A few seconds of sun. The Carolina wren pops out from under the porch and sings on top of the wall, bobbing up and down on his clown feet.
Carolina wren
November 23, 2016
Bright and still. A wren pops out of the cherry snag next the porch. Two chipmunks bound through the dead grass and disappear into the wall.
November 6, 2016
A noisy pair of wrens: he calls, she answers with that rising note I always hear as ‘Yep!’ A chickadee lands on a beam right above my head.
September 4, 2016
The buzz of a hummingbird sizing up her reflection in a porch window.
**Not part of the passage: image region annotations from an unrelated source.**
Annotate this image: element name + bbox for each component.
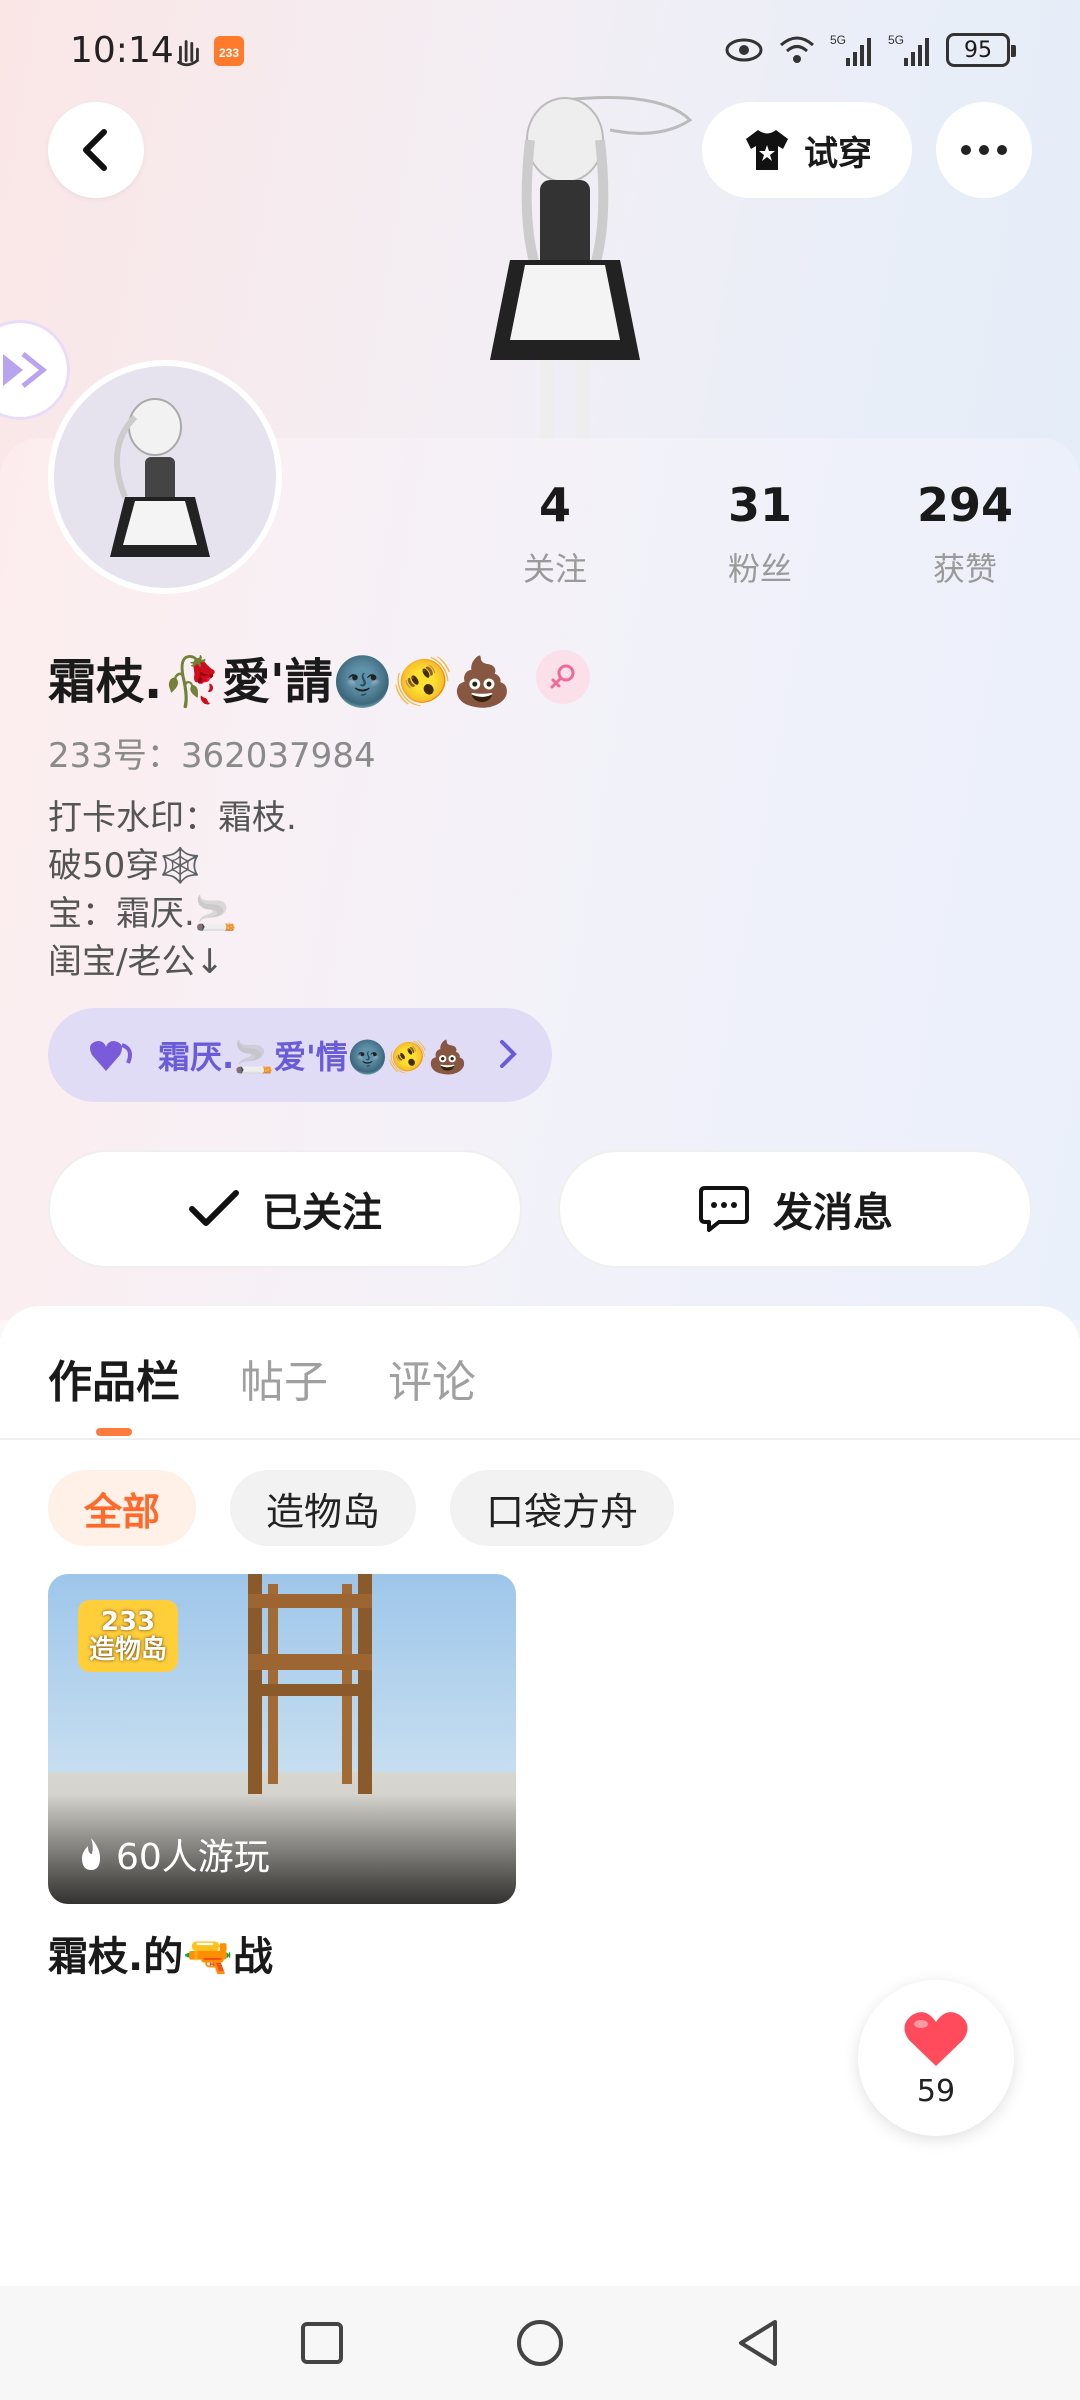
try-on-label: 试穿 xyxy=(804,133,872,174)
tabs-divider xyxy=(0,1438,1080,1440)
stat-label: 获赞 xyxy=(932,550,997,588)
gender-badge xyxy=(536,650,590,704)
heart-icon xyxy=(904,2011,968,2066)
svg-text:5G: 5G xyxy=(888,33,904,47)
shirt-icon xyxy=(746,130,788,170)
like-count: 59 xyxy=(916,2073,956,2109)
battery-level: 95 xyxy=(964,37,992,63)
wifi-icon xyxy=(780,36,814,63)
recent-apps-icon[interactable] xyxy=(299,2320,345,2366)
avatar-image xyxy=(110,398,210,557)
avatar-figure-image xyxy=(490,96,693,440)
profile-tabs: 作品栏 帖子 评论 xyxy=(48,1346,476,1410)
stat-followers[interactable]: 31 粉丝 xyxy=(685,478,835,590)
hand-icon xyxy=(177,40,199,67)
user-id: 233号：362037984 xyxy=(48,736,376,776)
double-chevron-icon xyxy=(3,352,48,388)
stat-value: 4 xyxy=(538,478,571,532)
chevron-left-icon xyxy=(83,129,107,171)
bio-line: 闺宝/老公↓ xyxy=(48,942,224,982)
stat-value: 31 xyxy=(727,478,792,532)
signal-5g-icon: 5G xyxy=(830,33,871,66)
followed-button[interactable]: 已关注 xyxy=(48,1150,522,1268)
flame-icon xyxy=(82,1838,100,1870)
content-panel: 作品栏 帖子 评论 全部 造物岛 口袋方舟 233 造物岛 60人游玩 霜枝.的… xyxy=(0,1306,1080,2286)
game-badge: 233 造物岛 xyxy=(78,1600,178,1672)
chat-bubble-icon xyxy=(699,1186,749,1232)
relationship-pill[interactable]: 霜厌.🚬爱'情🌚🫨💩 xyxy=(48,1008,552,1102)
tab-comments[interactable]: 评论 xyxy=(388,1346,476,1410)
chevron-right-icon xyxy=(500,1040,517,1068)
more-options-button[interactable] xyxy=(936,102,1032,198)
badge-top-text: 233 xyxy=(100,1607,156,1637)
more-dot-icon xyxy=(979,145,989,155)
system-nav-bar xyxy=(0,2286,1080,2400)
wooden-tower-image xyxy=(248,1574,372,1794)
relationship-text: 霜厌.🚬爱'情🌚🫨💩 xyxy=(158,1038,468,1076)
nickname: 霜枝.🥀愛'請🌚🫨💩 xyxy=(48,642,590,712)
bio: 打卡水印：霜枝. 破50穿🕸️ 宝：霜厌.🚬 闺宝/老公↓ xyxy=(48,794,297,986)
tab-indicator xyxy=(96,1428,132,1436)
work-card[interactable]: 233 造物岛 60人游玩 霜枝.的🔫战 xyxy=(48,1574,516,1982)
bio-line: 宝：霜厌.🚬 xyxy=(48,894,238,934)
bio-line: 破50穿🕸️ xyxy=(48,846,202,886)
signal-5g-icon-2: 5G xyxy=(888,33,929,66)
home-icon[interactable] xyxy=(515,2318,565,2368)
tab-posts[interactable]: 帖子 xyxy=(240,1346,328,1410)
back-button[interactable] xyxy=(48,102,144,198)
try-on-button[interactable]: 试穿 xyxy=(702,102,912,198)
play-count-text: 60人游玩 xyxy=(116,1837,270,1878)
svg-text:233: 233 xyxy=(219,46,239,60)
bio-line: 打卡水印：霜枝. xyxy=(48,798,297,838)
stat-label: 粉丝 xyxy=(727,550,792,588)
play-count: 60人游玩 xyxy=(76,1828,270,1880)
eye-icon xyxy=(725,38,763,62)
back-nav-icon[interactable] xyxy=(735,2318,781,2368)
more-dot-icon xyxy=(961,145,971,155)
svg-text:5G: 5G xyxy=(830,33,846,47)
chip-all[interactable]: 全部 xyxy=(48,1470,197,1546)
stat-value: 294 xyxy=(916,478,1014,532)
female-icon xyxy=(550,664,575,689)
check-icon xyxy=(189,1190,239,1226)
profile-stats: 4 关注 31 粉丝 294 获赞 xyxy=(480,478,1040,590)
tab-works[interactable]: 作品栏 xyxy=(48,1346,180,1410)
chip-creation-island[interactable]: 造物岛 xyxy=(230,1470,417,1546)
heart-wing-icon xyxy=(90,1041,132,1071)
battery-indicator: 95 xyxy=(946,33,1016,67)
work-thumbnail: 233 造物岛 60人游玩 xyxy=(48,1574,516,1904)
send-message-label: 发消息 xyxy=(773,1190,893,1236)
app-233-icon: 233 xyxy=(214,36,244,66)
stat-following[interactable]: 4 关注 xyxy=(480,478,630,590)
stat-label: 关注 xyxy=(522,550,587,588)
followed-label: 已关注 xyxy=(262,1190,382,1236)
chip-pocket-ark[interactable]: 口袋方舟 xyxy=(450,1470,675,1546)
more-dot-icon xyxy=(997,145,1007,155)
like-button[interactable]: 59 xyxy=(858,1980,1014,2136)
avatar[interactable] xyxy=(48,360,282,594)
stat-likes[interactable]: 294 获赞 xyxy=(890,478,1040,590)
nickname-text: 霜枝.🥀愛'請🌚🫨💩 xyxy=(48,654,512,710)
badge-bottom-text: 造物岛 xyxy=(88,1635,167,1665)
work-title: 霜枝.的🔫战 xyxy=(48,1934,273,1980)
status-time: 10:14 xyxy=(70,30,174,71)
send-message-button[interactable]: 发消息 xyxy=(558,1150,1032,1268)
filter-chips: 全部 造物岛 口袋方舟 xyxy=(48,1470,675,1546)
From behind the house, a Carolina wren’s incessant harangue.
August 22, 2016
A wren calls from the cattails like a deranged cheerleader, while in the woods, a vireo sounds as if it’s barely able to give a damn.
November 16, 2015
To the east, an agitated crow. Over by the cattails, an anxious wren. And behind me under the house, a groundhog bumps and scrapes.
October 8, 2015
A sharp-shinned hawk keeps chasing flickers in the yard; they yell at the effrontery and circle right back each time. A wren chatters alarm.
August 5, 2015
A red-spotted purple butterfly emerges into the glare like an emissary from the shadows. In the front garden, a burst of wren chatter.
January 25, 2015
The dark strips laid bare by the snow plow pullulate with juncos. One silhouette is different, bouncier, twitchier: the Carolina wren.
January 22, 2015
Despite the wind, yesterday’s snow still clings to the trees, like the sleep I keep trying to rub from my eyes. A wren’s ascending rattle.
January 19, 2015
The excited yelling of my young niece, out tracking animals in the snow with her grandmother. A Carolina wren scolds from the lilac bush.
September 19, 2014
A faint smell of sewage on the wind. A wren singing from atop the springhouse in the absence of a female supplies his own call-and-response.
September 13, 2014
The lilac trembles from without and within: rain hammers the leaves while birds jockey for shelter under them—towhee, cardinal, wren.
September 8, 2014
A green darner zips back and forth, reversing direction so abruptly it looks like a jump cut. From behind the house, the burbling of a wren.